Science &Technology in Congress
Despite concerns raised by Administration officials, on June 18 the House Science Committee passed "The Commercial Space Act of 1997" (H.R. 1702). Following passage of the bill, Rep. F. James Sensenbrenner, Jr. (R-WI), committee chairman, stated, "We've made several changes in this bipartisan legislation to meet the Administration's concerns. I am prepared to resolve the Administration's two main concerns in exchange for a White House commitment of support for H.R. 1702." Much of the Administration's concerns dealt with the language of Title II which would update the "Land Remote Sensing Policy Act of 1992" and streamline the licensing process. It was noted in the markup hearing, which lasted less than twenty minutes, that the White House would not provide the Committee with a formal statement on the H.R. 1702 until after the bill had passed.
The Department of State was conspicuously absent from the oversight conducted by the Space and Aeronautics Subcommittee to prepare the bill for full committee vote. The table of witnesses otherwise included executive branch representatives from the National Oceanic and Atmospheric Administration and the Department of Defense. Subcommittee Chairman Rep. Dana Rohrabacher (R-CA) expressed frustration at the lack of a response from the State Department to invitations to testify. To emphasize his ire, Rep. Rohrabacher placed a tent card at the witness table entitled, "State Department Representative" in case someone should show up. "Since the State Department is not here, and hasn't sent a written statement or even a letter, I assume they have no objections," stated the Congressman.

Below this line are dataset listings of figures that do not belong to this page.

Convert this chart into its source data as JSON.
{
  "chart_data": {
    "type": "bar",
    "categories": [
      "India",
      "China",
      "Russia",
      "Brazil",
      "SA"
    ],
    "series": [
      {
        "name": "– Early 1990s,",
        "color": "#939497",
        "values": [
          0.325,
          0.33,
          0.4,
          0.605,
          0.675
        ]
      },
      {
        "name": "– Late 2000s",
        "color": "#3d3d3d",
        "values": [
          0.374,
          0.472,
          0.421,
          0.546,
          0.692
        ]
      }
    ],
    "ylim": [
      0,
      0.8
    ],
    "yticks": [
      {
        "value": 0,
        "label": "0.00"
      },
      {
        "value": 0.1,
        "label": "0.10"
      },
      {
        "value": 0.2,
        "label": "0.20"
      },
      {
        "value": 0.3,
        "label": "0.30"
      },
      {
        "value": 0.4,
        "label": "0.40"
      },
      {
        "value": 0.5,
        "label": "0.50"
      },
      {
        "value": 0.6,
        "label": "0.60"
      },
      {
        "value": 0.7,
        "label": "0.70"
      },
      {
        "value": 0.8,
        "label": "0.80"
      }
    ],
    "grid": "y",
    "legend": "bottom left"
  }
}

H.R. 1702 is a follow up to legislation proposed last year (H.R. 3936), which was stalled during negotiations in the Senate. The new bill includes five general provisions: 1) directs NASA to study commercial possibilities for the International Space Station; 2) amends the Commercial Space Launch Act to license commercial space transportation vehicles to reenter Earth's atmosphere and return space payloads to Earth; 3) encourages policies to secure the U.S. Global Positioning System (GPS) as the world's standard; 4) streamlines the licensing process for remote sensing satellites; and, 5) requires the government to procure commercial space transportation services.

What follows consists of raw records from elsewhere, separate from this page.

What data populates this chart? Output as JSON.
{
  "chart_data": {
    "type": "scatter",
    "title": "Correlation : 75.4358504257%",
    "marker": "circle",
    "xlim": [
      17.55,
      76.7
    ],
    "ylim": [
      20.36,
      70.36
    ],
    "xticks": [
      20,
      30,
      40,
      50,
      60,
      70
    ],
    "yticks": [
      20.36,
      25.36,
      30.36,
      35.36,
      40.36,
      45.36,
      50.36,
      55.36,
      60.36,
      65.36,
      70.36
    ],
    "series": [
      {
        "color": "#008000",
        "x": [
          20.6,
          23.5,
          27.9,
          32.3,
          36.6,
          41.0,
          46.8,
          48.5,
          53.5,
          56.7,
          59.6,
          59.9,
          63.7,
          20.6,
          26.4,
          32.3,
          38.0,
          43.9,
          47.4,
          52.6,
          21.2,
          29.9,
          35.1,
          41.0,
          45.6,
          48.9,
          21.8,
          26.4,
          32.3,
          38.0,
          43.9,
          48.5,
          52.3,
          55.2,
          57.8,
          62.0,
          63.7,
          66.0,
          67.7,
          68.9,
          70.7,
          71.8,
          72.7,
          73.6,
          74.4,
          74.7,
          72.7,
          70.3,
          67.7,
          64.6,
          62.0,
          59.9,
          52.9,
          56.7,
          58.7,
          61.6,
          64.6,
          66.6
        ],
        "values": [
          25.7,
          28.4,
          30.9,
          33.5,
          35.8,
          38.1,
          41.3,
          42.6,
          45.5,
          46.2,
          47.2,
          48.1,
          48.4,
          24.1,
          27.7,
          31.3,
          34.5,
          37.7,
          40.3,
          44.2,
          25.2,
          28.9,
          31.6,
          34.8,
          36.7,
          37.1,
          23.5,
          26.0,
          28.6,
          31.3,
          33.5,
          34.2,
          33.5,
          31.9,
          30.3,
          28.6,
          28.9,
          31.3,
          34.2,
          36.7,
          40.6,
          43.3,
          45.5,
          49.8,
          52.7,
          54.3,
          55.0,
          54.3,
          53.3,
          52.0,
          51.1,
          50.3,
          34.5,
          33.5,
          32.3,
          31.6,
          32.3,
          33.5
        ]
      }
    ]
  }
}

Language within the bill also encourages NASA to purchase space science and earth science data from commercial providers (Sections 105 and 202 respectively) while still satisfying NASA's "scientific requirements." In addition, Section 202 requires that NASA conduct a study to determine the extent to which the baseline scientific requirements of Mission to Planet Earth (MTPE) can be met by commercial providers. The Committee's interest in encouraging NASA to purchase scientific data from commercial providers grew out of the 104th Congress' interest in streamlining the MTPE program, and encouraging privatization and commercialization wherever possible.
Title II of H.R. 1702 deals with changes to the "Land Remote Sensing Act of 1992," and is the source of the greatest opposition from federal agencies with a vested interest, most notably the Departments of Defense and State. Section 206 of the bill outlines the notification process that the Department of Commerce must follow in order to approve a commercial license to launch a remote sensing satellite. Technological innovations have allowed commercial companies to improve the resolution capability of remote sensing satellites, thereby allowing for sharper more enhanced images. The State Department and Department of Defense (DOD) have natural anxieties over how such improved imagery could be utilized by adversaries and during times of military conflict. For this reason, the licensing process will be closely monitored by both departments.

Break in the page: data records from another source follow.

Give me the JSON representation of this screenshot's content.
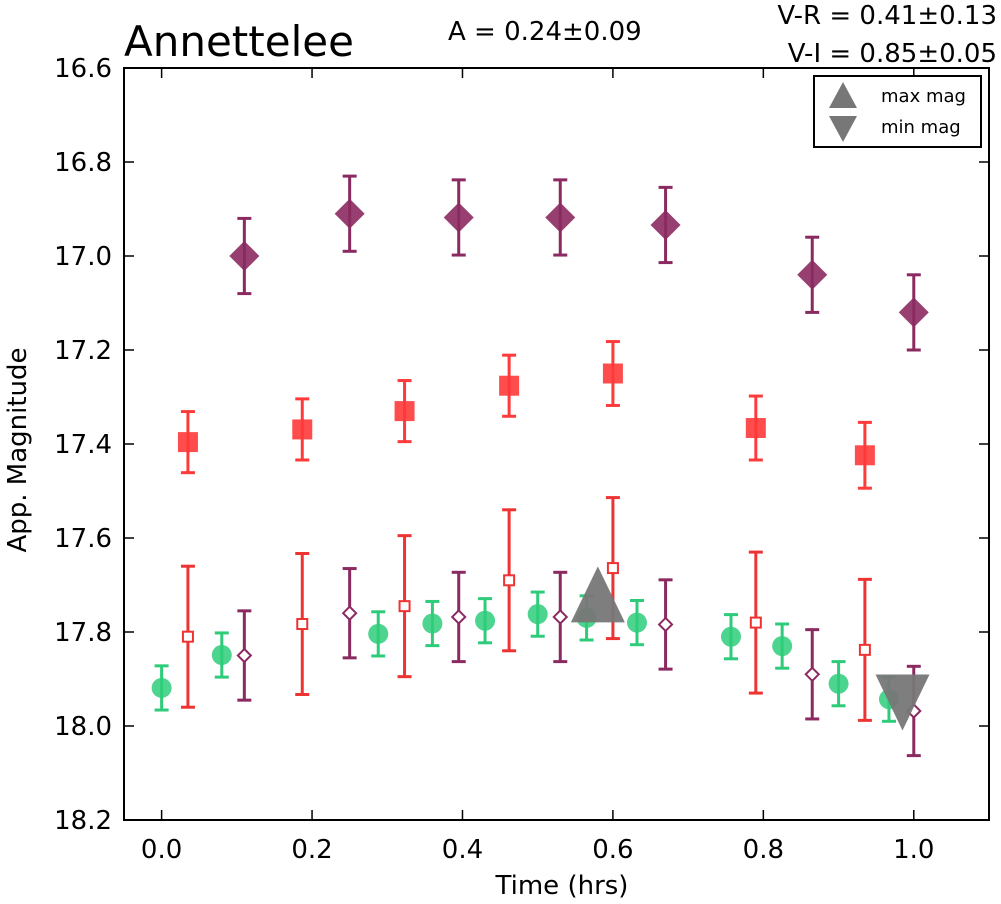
{
  "chart_data": {
    "type": "scatter",
    "title": "Annettelee",
    "amplitude_text": "A  = 0.24±0.09",
    "color_text": [
      "V-R = 0.41±0.13",
      "V-I  = 0.85±0.05"
    ],
    "xlabel": "Time (hrs)",
    "ylabel": "App. Magnitude",
    "xlim": [
      -0.05,
      1.1
    ],
    "ylim": [
      18.2,
      16.6
    ],
    "y_inverted": true,
    "x_ticks": [
      "0.0",
      "0.2",
      "0.4",
      "0.6",
      "0.8",
      "1.0"
    ],
    "y_ticks": [
      "16.6",
      "16.8",
      "17.0",
      "17.2",
      "17.4",
      "17.6",
      "17.8",
      "18.0",
      "18.2"
    ],
    "grid": false,
    "legend_position": "top-right",
    "legend": [
      {
        "label": "max mag",
        "marker": "triangle-up",
        "color": "#777777"
      },
      {
        "label": "min mag",
        "marker": "triangle-down",
        "color": "#777777"
      }
    ],
    "series": [
      {
        "marker": "diamond-filled",
        "color": "#8b2a60",
        "points": [
          {
            "x": 0.11,
            "y": 17.0,
            "err": 0.08
          },
          {
            "x": 0.25,
            "y": 16.91,
            "err": 0.08
          },
          {
            "x": 0.395,
            "y": 16.918,
            "err": 0.08
          },
          {
            "x": 0.53,
            "y": 16.918,
            "err": 0.08
          },
          {
            "x": 0.67,
            "y": 16.934,
            "err": 0.08
          },
          {
            "x": 0.865,
            "y": 17.04,
            "err": 0.08
          },
          {
            "x": 1.0,
            "y": 17.12,
            "err": 0.08
          }
        ]
      },
      {
        "marker": "square-filled",
        "color": "#ff3a3a",
        "points": [
          {
            "x": 0.035,
            "y": 17.396,
            "err": 0.065
          },
          {
            "x": 0.187,
            "y": 17.369,
            "err": 0.065
          },
          {
            "x": 0.323,
            "y": 17.33,
            "err": 0.065
          },
          {
            "x": 0.462,
            "y": 17.276,
            "err": 0.065
          },
          {
            "x": 0.6,
            "y": 17.25,
            "err": 0.068
          },
          {
            "x": 0.79,
            "y": 17.366,
            "err": 0.068
          },
          {
            "x": 0.935,
            "y": 17.424,
            "err": 0.07
          }
        ]
      },
      {
        "marker": "circle-filled",
        "color": "#2ecc7a",
        "points": [
          {
            "x": 0.0,
            "y": 17.919,
            "err": 0.047
          },
          {
            "x": 0.08,
            "y": 17.849,
            "err": 0.047
          },
          {
            "x": 0.288,
            "y": 17.804,
            "err": 0.047
          },
          {
            "x": 0.36,
            "y": 17.782,
            "err": 0.047
          },
          {
            "x": 0.43,
            "y": 17.776,
            "err": 0.047
          },
          {
            "x": 0.5,
            "y": 17.762,
            "err": 0.047
          },
          {
            "x": 0.565,
            "y": 17.77,
            "err": 0.047
          },
          {
            "x": 0.632,
            "y": 17.78,
            "err": 0.047
          },
          {
            "x": 0.757,
            "y": 17.81,
            "err": 0.047
          },
          {
            "x": 0.825,
            "y": 17.83,
            "err": 0.047
          },
          {
            "x": 0.9,
            "y": 17.91,
            "err": 0.047
          },
          {
            "x": 0.967,
            "y": 17.943,
            "err": 0.047
          }
        ]
      },
      {
        "marker": "square-open",
        "color": "#ee3333",
        "points": [
          {
            "x": 0.035,
            "y": 17.81,
            "err": 0.15
          },
          {
            "x": 0.187,
            "y": 17.783,
            "err": 0.15
          },
          {
            "x": 0.323,
            "y": 17.745,
            "err": 0.15
          },
          {
            "x": 0.462,
            "y": 17.69,
            "err": 0.15
          },
          {
            "x": 0.6,
            "y": 17.664,
            "err": 0.15
          },
          {
            "x": 0.79,
            "y": 17.78,
            "err": 0.15
          },
          {
            "x": 0.935,
            "y": 17.838,
            "err": 0.15
          }
        ]
      },
      {
        "marker": "diamond-open",
        "color": "#8b2a60",
        "points": [
          {
            "x": 0.11,
            "y": 17.85,
            "err": 0.095
          },
          {
            "x": 0.25,
            "y": 17.76,
            "err": 0.095
          },
          {
            "x": 0.395,
            "y": 17.768,
            "err": 0.095
          },
          {
            "x": 0.53,
            "y": 17.768,
            "err": 0.095
          },
          {
            "x": 0.67,
            "y": 17.784,
            "err": 0.095
          },
          {
            "x": 0.865,
            "y": 17.89,
            "err": 0.095
          },
          {
            "x": 1.0,
            "y": 17.968,
            "err": 0.095
          }
        ]
      }
    ],
    "extrema": [
      {
        "type": "max",
        "x": 0.58,
        "y": 17.72,
        "marker": "triangle-up",
        "color": "#777777"
      },
      {
        "type": "min",
        "x": 0.985,
        "y": 17.95,
        "marker": "triangle-down",
        "color": "#777777"
      }
    ]
  }
}
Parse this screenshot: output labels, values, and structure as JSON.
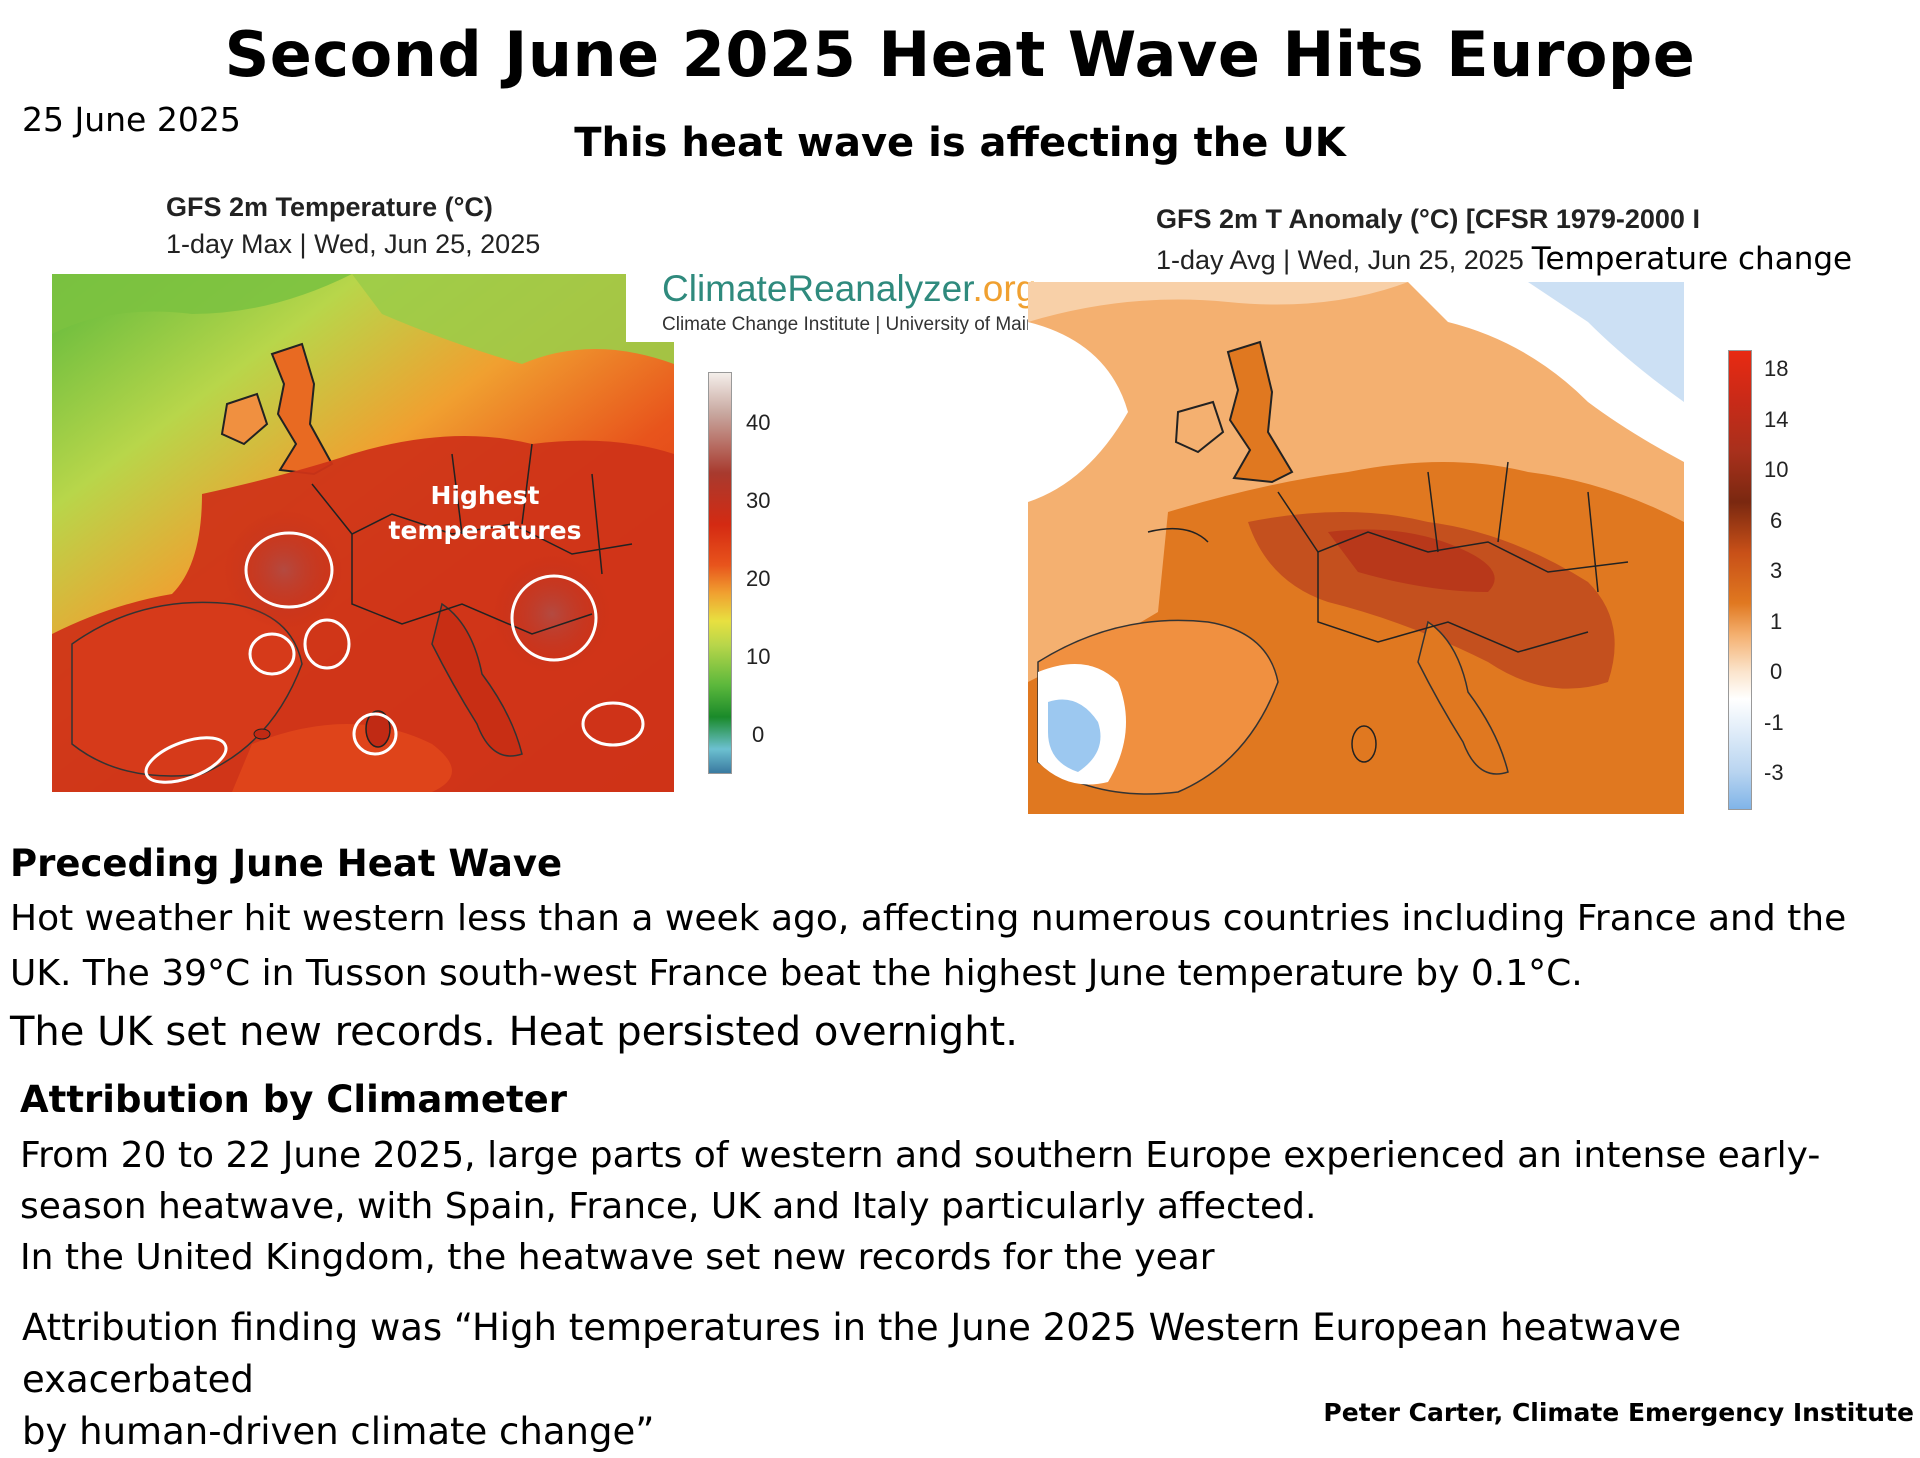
{
  "header": {
    "title": "Second June 2025 Heat Wave Hits Europe",
    "date": "25 June 2025",
    "subtitle": "This heat wave is affecting the UK"
  },
  "map_left": {
    "title": "GFS 2m Temperature (°C)",
    "subtitle": "1-day Max | Wed, Jun 25, 2025",
    "annotation": "Highest temperatures",
    "colorbar_ticks": [
      "40",
      "30",
      "20",
      "10",
      "0"
    ],
    "colors": {
      "hot": "#d42a12",
      "warm": "#e8541c",
      "mild": "#b8d64a",
      "cool": "#5cb83c",
      "extreme": "#a83a2e"
    }
  },
  "logo": {
    "name_main": "ClimateReanalyzer",
    "name_suffix": ".org",
    "tagline": "Climate Change Institute | University of Maine"
  },
  "map_right": {
    "title": "GFS 2m T Anomaly (°C) [CFSR 1979-2000 I",
    "subtitle": "1-day Avg | Wed, Jun 25, 2025",
    "label": "Temperature change",
    "colorbar_ticks": [
      "18",
      "14",
      "10",
      "6",
      "3",
      "1",
      "0",
      "-1",
      "-3"
    ],
    "colors": {
      "strong": "#b8381a",
      "moderate": "#e07820",
      "light": "#f4b070",
      "neutral": "#ffffff",
      "cool": "#9cc8f0"
    }
  },
  "preceding": {
    "heading": "Preceding June Heat Wave",
    "line1": "Hot weather hit western less than a week ago, affecting numerous countries including France and the",
    "line2": "UK. The 39°C in Tusson south-west France beat the highest June temperature by 0.1°C.",
    "line3": "The UK set new records. Heat persisted overnight."
  },
  "attribution": {
    "heading": "Attribution by Climameter",
    "line1": "From 20 to 22 June 2025, large parts of western and southern Europe experienced an intense early-",
    "line2": "season heatwave, with Spain, France, UK and Italy particularly affected.",
    "line3": "In the United Kingdom, the heatwave set new records for the year",
    "finding1": "Attribution finding was “High temperatures in the June 2025 Western European heatwave exacerbated",
    "finding2": "by human-driven climate change”"
  },
  "credit": "Peter Carter,  Climate Emergency Institute"
}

In response to national security concerns, the House Science Committee has included language in Section 206 that requires both the State Departmen and DOD to publish a notice outlining all international obligations and national security concerns in Commerce Business Daily. In addition, both departments will be required to notify the Department of Commerce within 60 days of a license application if that application should be modified or rejected based on national security or international obligations concerns. If no notice is received within 60 days, the Department of Commerce may approve the license and assume that it is consistent with existing U.S. interests. It is unlikely that the Administration will allow H.R. 1702 to pass into law without closely analyzing this portion of the bill.